Programador que investiu em bitcoin esquece senha e congela US$ 220 milhões

Há anos, Stefan Thomas, um programador de computador, perdeu o papel que continha a senha de sua carteira digital e, desde então, o profissional não tem como mais ter acesso aos US$ 220 milhões em Bitcoin.
Thomas, atualmente, vive em São Francisco. O programador aderiu, há dez anos, a um sistema de hardware de segurança físico chamado IronKey. O sistema, que, basicamente, guarda suas chaves de acesso, lhe permite apenas dez tentativas para acertar o código, esquecido há anos.
Ao longo de todo esse tempo, Thomas já realizou 8 tentativas. Agora, restam apenas duas.
Senha
O programador realizou o primeiro acesso à sua carteira digital há dez anos. Na época, Thomas vivia na Suíça. A carteira digital, contendo, inicialmente, 7.002 Bitcoins, foi um presente de um dos primeiros usuários do Bitcoin, que presenteou o programador por ter realizado um vídeo animado, intitulado “O que é Bitcoin?”.
Thomas perdeu a senha de seu IronKey no mesmo ano em que foi presenteado com a carteira digital. Como um Bitcoin valia apenas cerca de US$ 5, o programador nao se importou muito com o ocorrido.
“Eu simplesmente ficava deitado na cama e pensava a respeito”, disse Thomas ao ser entrevistado pelo The New York Times. “Então, eu ia para o computador com alguma estratégia nova, e não funcionava, e eu ficava desesperado novamente”.
Thomas,até o atual momento, já tentou adivinhar oito, mas falhou em todas as tentativas.

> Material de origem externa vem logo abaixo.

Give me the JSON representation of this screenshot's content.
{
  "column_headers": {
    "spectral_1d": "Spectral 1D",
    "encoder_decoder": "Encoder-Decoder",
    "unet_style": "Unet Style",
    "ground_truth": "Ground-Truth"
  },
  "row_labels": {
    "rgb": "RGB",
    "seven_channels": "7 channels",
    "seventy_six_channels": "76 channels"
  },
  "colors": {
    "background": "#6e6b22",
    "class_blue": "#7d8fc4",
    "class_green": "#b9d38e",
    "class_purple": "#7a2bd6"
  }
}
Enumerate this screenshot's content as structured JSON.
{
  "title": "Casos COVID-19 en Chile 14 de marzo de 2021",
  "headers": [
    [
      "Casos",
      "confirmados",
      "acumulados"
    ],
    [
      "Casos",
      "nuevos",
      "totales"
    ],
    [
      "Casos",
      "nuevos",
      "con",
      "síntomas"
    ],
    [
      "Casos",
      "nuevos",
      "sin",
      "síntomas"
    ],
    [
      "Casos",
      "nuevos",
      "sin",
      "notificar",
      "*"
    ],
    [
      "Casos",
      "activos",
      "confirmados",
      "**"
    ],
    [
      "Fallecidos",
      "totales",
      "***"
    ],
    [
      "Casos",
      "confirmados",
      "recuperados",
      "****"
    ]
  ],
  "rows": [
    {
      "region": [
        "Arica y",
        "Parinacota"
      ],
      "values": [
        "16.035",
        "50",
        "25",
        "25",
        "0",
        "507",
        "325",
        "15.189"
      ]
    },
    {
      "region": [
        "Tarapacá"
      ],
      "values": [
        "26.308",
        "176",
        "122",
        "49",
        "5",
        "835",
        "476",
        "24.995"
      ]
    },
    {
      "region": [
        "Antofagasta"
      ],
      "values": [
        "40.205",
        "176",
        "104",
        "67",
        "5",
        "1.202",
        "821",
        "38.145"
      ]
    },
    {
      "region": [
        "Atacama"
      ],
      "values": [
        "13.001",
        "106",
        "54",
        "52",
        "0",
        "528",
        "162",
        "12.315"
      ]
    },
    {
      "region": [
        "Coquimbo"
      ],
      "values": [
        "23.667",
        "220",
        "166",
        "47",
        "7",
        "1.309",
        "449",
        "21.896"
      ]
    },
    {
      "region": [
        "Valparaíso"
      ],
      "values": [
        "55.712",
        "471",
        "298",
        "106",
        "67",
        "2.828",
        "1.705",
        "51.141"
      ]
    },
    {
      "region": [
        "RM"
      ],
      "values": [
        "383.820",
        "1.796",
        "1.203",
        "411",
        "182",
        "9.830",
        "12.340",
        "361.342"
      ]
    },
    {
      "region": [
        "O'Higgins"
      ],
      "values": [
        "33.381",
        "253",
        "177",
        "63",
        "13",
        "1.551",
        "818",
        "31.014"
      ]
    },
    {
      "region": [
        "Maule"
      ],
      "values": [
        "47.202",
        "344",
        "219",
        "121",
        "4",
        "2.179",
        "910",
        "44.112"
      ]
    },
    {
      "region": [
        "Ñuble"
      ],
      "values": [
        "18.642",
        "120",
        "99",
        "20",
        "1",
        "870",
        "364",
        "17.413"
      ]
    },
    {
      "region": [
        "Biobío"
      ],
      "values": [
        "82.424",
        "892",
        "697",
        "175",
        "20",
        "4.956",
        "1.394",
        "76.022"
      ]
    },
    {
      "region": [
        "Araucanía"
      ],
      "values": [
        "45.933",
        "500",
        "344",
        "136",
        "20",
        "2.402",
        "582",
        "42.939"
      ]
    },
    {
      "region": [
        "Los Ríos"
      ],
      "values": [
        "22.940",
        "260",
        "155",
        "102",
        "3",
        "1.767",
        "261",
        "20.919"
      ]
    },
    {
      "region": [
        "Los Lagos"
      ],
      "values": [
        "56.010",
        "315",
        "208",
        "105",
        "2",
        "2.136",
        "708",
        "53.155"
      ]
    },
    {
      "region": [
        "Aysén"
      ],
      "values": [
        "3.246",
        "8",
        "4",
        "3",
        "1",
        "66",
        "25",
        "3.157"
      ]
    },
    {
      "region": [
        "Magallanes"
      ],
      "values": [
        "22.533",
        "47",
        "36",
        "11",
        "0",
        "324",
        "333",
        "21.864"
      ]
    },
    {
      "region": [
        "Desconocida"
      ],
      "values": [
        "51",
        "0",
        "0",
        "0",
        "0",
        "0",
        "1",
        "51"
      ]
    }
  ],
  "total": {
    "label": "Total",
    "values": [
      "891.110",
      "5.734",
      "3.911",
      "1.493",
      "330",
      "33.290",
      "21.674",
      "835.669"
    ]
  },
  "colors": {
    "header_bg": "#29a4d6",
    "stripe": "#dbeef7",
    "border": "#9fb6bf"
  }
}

Mais dois erros, o programador pode perder definitivamente o acesso e, consequentemente, toda sua fortuna, que, antes, eram apenas 7.002 Bitcoins, mas como no início do mês a moeda virtual valorizou, o montante, agora, é de US$ 220 milhões.
Por mais que tenha perdido sua senha do IronKey, o programador confiou sua chave de acesso a um dispositivo com instalação segura não especificada. Thomas, portanto, espera que em algum momento os criptógrafos sejam capazes de descobrir uma maneira de quebrar as combinações complexas.
Acesso negado
De acordo com o The New York Times, o programador tenta se manter o mais distante possível do computador. Tal comportamento o ajuda a pensar menos sobre o assunto. “Cheguei a um ponto em que disse a mim mesmo: deixe para lá, apenas pela sua saúde mental”.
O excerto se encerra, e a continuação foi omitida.